L’accordo tra Europa e Turchia: spunti critici e punti aperti

Da oggi in vigore la risposta europea alla crisi umanitaria

Dopo mesi di discussioni e tentativi falliti di giungere a un compromesso, l’Europa sembra aver trovato una volontà comune: entra in vigore oggi l’accordo tra Unione Europea e Turchia sulla gestione della crisi umanitaria in Europa.

Bentornata Schengen, benvenuti nella fortezza. L’accordo, che mira a scoraggiare il flusso di rifugiati attraverso la rotta balcanica corona i provvedimenti già adottati da alcuni leader europei: a partire da Febbraio infatti, l'Austria e alcuni paesi balcanici hanno chiuso i propri confini. Un ritorno a Schengen che ha scatenato come in un effetto domino la decisione del governo macedone di chiudere il confine con la Grecia, in cui centinaia di migliaia di rifugiati sono tuttora intrappolati.  

Cosa succede ai richiedenti asilo intrappolati in Grecia? I rifugiati che si trovano in Grecia dovranno fare richiesta all’interno del paese, dove le domande verranno analizzate individualmente in accordo con il diritto internazionale.

E fino a qui, tutto bene. Il problema, al solito, sta nella pratica.

Benché l’accordo inizi oggi, le autorità greche hanno fatto notare che le risorse umane promesse dall’Unione non sono ancora state inviate. Altro punto irrisolto è cosa ne sarà di coloro che otterranno il diritto di asilo: allo stato attuale degli accordi, possibilmente non tutti gli aventi diritto potranno essere accolti (l’Unione per ora ha fissato un tetto di 72 mila rifugiati (35mila in meno di quanto ritenuto necessario dalle agenzie internazionali), e non si sa dove saranno ricollocati. Sappiamo però che Ungheria e Gran Bretagna hanno già fatto sapere che non vogliono nuovi rifugiati.  

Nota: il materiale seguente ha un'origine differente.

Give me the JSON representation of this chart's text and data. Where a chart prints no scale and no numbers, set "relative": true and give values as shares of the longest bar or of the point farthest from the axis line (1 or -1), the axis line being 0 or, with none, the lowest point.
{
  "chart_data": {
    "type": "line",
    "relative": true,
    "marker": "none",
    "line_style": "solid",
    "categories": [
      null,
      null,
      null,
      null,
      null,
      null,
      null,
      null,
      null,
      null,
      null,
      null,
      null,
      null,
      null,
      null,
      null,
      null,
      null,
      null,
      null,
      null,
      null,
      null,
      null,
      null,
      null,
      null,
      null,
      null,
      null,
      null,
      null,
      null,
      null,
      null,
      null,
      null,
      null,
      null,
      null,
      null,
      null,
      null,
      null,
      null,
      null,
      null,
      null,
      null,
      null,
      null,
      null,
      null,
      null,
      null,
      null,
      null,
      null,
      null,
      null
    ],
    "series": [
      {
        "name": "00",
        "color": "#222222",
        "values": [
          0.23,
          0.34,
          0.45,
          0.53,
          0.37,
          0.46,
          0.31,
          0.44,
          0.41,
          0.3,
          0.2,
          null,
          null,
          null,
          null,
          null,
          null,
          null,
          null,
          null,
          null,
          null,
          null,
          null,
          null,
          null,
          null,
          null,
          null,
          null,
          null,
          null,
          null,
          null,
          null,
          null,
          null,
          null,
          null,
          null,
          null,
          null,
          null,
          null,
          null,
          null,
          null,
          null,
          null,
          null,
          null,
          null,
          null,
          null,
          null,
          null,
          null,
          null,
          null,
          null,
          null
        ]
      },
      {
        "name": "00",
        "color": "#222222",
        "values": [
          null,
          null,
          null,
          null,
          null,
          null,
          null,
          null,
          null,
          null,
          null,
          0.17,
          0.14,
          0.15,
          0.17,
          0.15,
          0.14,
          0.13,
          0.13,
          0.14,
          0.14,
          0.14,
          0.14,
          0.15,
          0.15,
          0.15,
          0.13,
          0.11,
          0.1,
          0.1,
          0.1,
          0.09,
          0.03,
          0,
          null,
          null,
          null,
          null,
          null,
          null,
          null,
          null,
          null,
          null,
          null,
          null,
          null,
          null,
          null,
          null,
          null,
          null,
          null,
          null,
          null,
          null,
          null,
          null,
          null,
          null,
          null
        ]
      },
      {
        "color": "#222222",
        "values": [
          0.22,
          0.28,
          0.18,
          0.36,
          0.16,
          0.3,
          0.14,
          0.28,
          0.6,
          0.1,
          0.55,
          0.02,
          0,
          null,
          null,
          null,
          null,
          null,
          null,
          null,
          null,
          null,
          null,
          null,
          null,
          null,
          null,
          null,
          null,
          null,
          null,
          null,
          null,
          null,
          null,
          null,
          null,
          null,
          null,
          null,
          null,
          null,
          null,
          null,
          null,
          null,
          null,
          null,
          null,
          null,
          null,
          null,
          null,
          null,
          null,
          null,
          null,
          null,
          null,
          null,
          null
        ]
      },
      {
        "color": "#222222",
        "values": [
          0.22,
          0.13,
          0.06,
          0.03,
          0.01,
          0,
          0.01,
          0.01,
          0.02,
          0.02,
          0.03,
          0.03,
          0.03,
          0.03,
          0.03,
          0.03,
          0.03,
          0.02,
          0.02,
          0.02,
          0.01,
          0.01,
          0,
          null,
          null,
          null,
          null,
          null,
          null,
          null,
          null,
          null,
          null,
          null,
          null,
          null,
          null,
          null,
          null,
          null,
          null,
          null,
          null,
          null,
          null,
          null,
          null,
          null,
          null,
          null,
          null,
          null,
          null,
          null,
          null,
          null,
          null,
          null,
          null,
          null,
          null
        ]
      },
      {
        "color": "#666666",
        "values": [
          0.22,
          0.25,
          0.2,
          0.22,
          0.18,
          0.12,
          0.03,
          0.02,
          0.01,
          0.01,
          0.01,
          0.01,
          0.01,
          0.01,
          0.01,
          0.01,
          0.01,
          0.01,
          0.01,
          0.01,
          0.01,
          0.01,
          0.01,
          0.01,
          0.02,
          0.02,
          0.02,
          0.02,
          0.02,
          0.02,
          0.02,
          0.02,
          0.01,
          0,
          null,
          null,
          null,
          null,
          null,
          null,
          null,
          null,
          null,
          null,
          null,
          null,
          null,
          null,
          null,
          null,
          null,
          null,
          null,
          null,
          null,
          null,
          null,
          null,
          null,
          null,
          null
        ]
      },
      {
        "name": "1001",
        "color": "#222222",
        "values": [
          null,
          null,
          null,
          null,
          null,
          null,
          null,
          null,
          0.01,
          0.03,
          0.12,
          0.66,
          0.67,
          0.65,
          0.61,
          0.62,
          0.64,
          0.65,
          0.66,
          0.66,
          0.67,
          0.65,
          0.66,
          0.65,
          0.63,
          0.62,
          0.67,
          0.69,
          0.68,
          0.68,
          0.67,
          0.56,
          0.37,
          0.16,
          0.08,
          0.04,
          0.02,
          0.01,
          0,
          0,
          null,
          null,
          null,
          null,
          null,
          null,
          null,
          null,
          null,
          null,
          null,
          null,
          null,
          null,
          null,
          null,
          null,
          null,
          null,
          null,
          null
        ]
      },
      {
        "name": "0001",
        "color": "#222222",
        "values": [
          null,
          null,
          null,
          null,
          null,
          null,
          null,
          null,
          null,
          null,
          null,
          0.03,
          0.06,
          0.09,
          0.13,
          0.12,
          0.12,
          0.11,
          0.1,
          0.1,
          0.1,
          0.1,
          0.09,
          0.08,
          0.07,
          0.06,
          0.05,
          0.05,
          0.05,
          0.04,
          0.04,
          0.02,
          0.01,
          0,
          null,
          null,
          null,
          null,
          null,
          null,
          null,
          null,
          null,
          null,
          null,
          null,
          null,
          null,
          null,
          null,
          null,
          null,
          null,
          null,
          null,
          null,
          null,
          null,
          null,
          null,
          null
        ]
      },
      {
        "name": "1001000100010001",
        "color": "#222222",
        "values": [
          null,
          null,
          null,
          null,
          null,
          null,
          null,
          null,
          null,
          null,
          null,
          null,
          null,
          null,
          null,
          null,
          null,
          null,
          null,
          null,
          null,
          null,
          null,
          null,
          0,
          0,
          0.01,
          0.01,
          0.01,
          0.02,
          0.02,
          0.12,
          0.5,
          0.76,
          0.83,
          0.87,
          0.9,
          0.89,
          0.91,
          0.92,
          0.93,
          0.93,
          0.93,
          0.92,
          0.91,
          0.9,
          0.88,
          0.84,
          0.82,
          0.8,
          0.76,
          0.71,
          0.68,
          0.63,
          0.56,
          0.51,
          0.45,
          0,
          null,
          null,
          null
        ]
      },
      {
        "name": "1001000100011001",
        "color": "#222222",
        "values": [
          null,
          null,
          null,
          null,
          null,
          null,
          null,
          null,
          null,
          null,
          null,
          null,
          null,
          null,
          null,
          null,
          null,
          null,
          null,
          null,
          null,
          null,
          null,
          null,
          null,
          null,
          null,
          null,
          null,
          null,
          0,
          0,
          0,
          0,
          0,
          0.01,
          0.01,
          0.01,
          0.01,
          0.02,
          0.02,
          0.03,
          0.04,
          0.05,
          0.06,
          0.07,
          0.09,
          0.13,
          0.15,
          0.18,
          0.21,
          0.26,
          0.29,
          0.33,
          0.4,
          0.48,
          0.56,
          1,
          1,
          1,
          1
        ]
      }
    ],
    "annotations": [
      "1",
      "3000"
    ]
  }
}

Sulle spalle della Grecia. Oltre al rischio di espellere persone aventi diritto all’asilo, si pone anche il problema della “qualità” dell’accoglienza dei richiedenti in attesa, che verranno automaticamente portati in un centro di identificazione ed espulsione in Grecia. Per quanto tempo, è domanda legittima. Come ha fatto notare Laura Boldrini, l’identificazione e l’analisi delle richieste per non parlare dei ricorsi, considerati i tempi della giustizia in Grecia, potranno richiedere mesi se non anni, che “possibilmente i rifugiati trascorreranno in hotspot non attrezzati alla detenzione”.  

Perché l’accordo è illegale?  L’ illegalità dell’accordo inizia nel momento in cui entra in gioco la Turchia.  Prima di tutto, prevede una una data per decidere chi potrà rimanere in Grecia e chi invece sarà rispedito in Turchia: una forma di respingimento collettivo proibita dal diritto internazionale. Ci si chiede poi in che modo saranno analizzate le richieste in Turchia, che non avendo ratificato la convenzione di Ginevra, non è vincolata alle regole europee in tema di immigrazione, mentre appare debole la garanzia che “si rifarà agli standard internazionali”. Infine, per ogni richiedente "spedito", un rifugiato siriano potrà essere mandato in Europa. Una misura che rischia di essere abusata dalla Turchia, che potrà continuare a permettere il flusso irregolare di rifugiati verso l’Europa fino al tetto di 72 mila.

Viene da dubitare che l’accordo, a causa del quale i rifugiati fermati sino ad oggi in Grecia rischiano di affrontare una lunga attesa in condizioni possibilmente disumane se non un futuro incerto e una procedura poco garantistica in Turchia, sia davvero una misura efficace allo scopo dichiarato dai nostri leader, di “porre fine alle sofferenze umane e ripristinare l’ordine pubblico”.